Neyse iterek ciktim bolgeden.

polislerle konusurken gelen daha yuksek rutbeli. cadirda yatamayacagimi otel falan dedi. iyi dedim ucretsizse otelde de yatarim sorun yok. bir takim fikir alisverislerinden sonra beni bir otele attilar. Boylece bu yolculugun ilk ve tek otel gecesini yasadik.

5 temmuz

merkezde aku ararken tanistigim, arkadas git gel cok yardimci oldu ama aku yok. eldeki ise delik ve asit sizdirmis. onu onarttik ve motor tekrar isler hale geldi.

aksam ustu astaraya vardim. devletun kamp yerine 2000 tumen dedi gorevli.

iyi bir bakip cikiyim dedim. pek hosuma gitmedi,

cikarken gorevli tamam yav sana abeles dedi sehirde bir tur atip dondum. hazarda cimdim ve uyudum.

(okurken utandim valla ne pinti seymisim begn :D)

Irana giderken cok ucuz olacagi beklentisini tasiyordum. Herhalde biraz da bundan. Fakat o super ucuz gunler geride kalmis.
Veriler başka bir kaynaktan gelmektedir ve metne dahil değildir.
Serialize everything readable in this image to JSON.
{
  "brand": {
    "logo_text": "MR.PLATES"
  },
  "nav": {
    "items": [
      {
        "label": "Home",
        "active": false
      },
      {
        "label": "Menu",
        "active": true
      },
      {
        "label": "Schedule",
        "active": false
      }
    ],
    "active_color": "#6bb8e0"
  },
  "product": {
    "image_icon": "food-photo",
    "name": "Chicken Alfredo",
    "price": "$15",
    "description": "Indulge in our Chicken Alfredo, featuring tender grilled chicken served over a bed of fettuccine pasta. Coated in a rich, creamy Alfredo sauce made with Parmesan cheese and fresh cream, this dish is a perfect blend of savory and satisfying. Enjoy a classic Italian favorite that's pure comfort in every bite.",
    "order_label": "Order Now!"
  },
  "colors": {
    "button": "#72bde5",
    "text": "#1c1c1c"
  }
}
Politik, ekonomik ve psikolojik ambargo can sIkiyor.

6 temmuz

Sabah derya’nin kenarinda ettim kahvaltimi.

“Yine denizlere donmeliyim” baco:


hazar boyunca guney doguya gidecegim.

aksam anzali'ye vardim. sicak turistik ve pahali. isfahanli araplarla biraz konustuktan sonra yattim.